As previously covered by The Chemical Engineer, Conradie sees flexibility as key to the future of chemicals production. He envisages multiproduct facilities, whereby organisms within bioreactors can be replaced and cultivated in a different manner – much like replacing a cartridge in an Atari games console – to manufacture a product as the market demands.

“It seems somewhat unusual that some of the processes developed in the 1960s and 1970s are still the processes in use today – it’s almost as if new innovative ideas need to come to the fore to start confining those to history,” he says.

Facilities

Alongside the visionary thinking, it is very apparent that the university is well equipped to achieve its aims – with more than its £1.1m liquid handling robot on show.

During my tour I am shown the highest concentration of anaerobic cabinets in the UK outside of the NHS, giving ample capability to work with host microorganisms such as acetogens, which are useful candidates when producing fermentative compounds.

We move on to the fermentation setup, equipped with advanced safety measures to allow laboratories containing flammable hydrogen and toxic carbon monoxide to exist side-by-side. Conradie tells me that this is a unique capability within academia, giving Nottingham an advantage over other universities globally when researching the use of C1 feedstocks.

Perhaps most impressive is the GSK Carbon Neutral Laboratory for Sustainable Chemistry: a £24m building with cutting-edge green credentials. It will become carbon-neutral within 25 years of operation, being capable of actively producing energy for the surrounding campus.

“In a green chemistry context, we’re really looking at reinventing how we think about chemical processes – this is the epitome of it,” Conradie says. “Buildings like these provide a sense of purpose. As an engineering scientist, you are drawn to thinking about designing processes to be in keeping with the ethos of the building.”

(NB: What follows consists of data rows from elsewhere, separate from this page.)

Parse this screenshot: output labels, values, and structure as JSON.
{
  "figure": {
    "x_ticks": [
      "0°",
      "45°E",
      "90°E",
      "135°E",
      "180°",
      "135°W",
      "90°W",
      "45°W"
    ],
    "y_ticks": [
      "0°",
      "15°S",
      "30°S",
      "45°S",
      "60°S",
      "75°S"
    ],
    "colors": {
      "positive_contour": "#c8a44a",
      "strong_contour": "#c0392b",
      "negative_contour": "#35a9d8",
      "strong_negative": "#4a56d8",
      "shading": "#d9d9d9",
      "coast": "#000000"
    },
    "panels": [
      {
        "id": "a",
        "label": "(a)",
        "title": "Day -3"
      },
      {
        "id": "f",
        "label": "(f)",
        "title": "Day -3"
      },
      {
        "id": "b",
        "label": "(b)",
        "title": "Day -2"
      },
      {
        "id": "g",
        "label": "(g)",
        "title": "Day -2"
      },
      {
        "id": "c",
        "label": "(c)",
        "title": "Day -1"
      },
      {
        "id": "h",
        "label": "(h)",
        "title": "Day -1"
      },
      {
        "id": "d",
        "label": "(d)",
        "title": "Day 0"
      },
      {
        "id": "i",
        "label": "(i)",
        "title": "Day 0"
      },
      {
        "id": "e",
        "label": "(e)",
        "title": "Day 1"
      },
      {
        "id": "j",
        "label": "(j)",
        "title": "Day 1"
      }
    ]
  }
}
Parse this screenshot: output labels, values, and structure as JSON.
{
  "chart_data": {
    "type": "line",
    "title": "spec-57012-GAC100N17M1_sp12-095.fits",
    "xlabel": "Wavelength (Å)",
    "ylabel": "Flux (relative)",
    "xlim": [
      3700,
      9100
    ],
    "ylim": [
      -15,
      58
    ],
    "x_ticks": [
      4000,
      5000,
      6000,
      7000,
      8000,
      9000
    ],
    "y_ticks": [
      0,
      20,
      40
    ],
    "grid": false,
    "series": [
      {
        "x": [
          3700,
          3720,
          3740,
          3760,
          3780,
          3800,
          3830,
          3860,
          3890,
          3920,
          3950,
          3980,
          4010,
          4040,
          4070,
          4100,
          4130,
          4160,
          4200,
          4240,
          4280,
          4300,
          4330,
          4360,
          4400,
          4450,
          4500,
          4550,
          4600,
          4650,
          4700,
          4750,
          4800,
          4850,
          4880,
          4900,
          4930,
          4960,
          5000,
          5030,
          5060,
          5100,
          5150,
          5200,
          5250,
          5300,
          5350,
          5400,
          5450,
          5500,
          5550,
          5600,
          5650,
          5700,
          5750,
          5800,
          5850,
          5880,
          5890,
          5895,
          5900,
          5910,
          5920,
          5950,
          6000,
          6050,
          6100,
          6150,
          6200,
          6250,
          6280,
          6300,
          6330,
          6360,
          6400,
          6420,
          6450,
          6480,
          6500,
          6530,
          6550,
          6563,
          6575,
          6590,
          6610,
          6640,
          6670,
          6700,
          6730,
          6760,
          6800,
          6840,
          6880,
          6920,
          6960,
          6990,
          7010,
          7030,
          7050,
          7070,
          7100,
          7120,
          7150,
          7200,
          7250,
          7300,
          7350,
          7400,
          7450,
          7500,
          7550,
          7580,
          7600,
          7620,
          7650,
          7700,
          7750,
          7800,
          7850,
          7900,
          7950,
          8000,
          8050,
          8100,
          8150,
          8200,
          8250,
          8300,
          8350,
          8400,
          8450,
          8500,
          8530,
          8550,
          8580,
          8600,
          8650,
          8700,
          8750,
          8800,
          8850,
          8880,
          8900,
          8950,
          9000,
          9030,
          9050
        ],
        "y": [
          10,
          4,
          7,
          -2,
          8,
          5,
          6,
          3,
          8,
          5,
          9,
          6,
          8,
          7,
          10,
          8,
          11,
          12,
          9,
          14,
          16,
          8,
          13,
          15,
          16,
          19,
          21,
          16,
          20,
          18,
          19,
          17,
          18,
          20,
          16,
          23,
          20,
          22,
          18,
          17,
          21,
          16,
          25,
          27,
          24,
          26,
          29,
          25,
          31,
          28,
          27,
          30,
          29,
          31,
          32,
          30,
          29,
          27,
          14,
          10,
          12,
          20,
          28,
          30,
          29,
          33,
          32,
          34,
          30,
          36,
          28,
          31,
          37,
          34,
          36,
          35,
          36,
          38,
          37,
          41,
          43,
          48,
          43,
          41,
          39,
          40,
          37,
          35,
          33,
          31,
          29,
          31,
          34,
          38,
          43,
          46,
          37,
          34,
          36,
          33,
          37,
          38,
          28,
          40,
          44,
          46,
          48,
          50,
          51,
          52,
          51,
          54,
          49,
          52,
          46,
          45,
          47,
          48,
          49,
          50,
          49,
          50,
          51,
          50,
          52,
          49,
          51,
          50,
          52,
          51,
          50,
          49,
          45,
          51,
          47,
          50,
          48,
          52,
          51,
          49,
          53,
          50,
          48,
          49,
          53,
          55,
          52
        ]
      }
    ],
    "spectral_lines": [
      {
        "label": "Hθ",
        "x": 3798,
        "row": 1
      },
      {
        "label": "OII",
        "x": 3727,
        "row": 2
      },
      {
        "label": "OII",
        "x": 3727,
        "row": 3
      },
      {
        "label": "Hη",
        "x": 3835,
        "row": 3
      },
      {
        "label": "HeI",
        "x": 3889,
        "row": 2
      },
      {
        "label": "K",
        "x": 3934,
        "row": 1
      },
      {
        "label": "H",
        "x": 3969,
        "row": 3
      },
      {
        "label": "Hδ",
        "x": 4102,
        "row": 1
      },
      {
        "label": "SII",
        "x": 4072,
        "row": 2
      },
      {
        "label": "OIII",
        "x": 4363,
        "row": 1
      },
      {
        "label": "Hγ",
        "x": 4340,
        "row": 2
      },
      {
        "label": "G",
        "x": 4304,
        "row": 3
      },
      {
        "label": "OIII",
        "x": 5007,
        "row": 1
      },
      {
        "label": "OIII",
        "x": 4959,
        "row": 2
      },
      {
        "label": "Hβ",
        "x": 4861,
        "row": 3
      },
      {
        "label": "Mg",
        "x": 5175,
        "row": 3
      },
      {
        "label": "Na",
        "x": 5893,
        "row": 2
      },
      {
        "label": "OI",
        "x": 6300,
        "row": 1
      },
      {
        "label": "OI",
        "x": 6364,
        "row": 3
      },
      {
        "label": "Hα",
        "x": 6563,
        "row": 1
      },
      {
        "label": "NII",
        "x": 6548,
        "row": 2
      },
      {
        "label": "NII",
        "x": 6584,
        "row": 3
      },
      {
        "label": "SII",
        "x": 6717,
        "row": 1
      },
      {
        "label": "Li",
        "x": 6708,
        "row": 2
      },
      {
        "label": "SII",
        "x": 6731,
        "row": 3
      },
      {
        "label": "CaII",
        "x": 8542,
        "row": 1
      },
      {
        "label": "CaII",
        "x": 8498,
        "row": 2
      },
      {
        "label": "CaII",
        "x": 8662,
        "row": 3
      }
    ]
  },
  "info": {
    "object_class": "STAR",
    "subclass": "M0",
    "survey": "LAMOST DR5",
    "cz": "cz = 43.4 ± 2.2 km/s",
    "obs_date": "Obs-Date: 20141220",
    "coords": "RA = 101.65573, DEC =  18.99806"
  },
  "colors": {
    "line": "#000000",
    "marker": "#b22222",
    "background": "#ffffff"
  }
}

Inside: A teaching lab, featuring overhead service provision and mobile benches

The labs inside are equipped with energy-saving measures: automatically closing fume hoods and turning lights off when unoccupied.

However, the most intriguing efficiencies in the building were around workflow optimisation – whereby mid-way through a lab, the clean floors give way to office carpet. These “invisible barriers” separate the desks of PhD students from their laboratory workstations, to save them time spent on navigating multiple doors and flights of stairs just to check a formula.

To me, this was a physical reflection of a university striving to remove barriers to stimulate innovation – and another thing to write below “science robot” on my PhD wish list.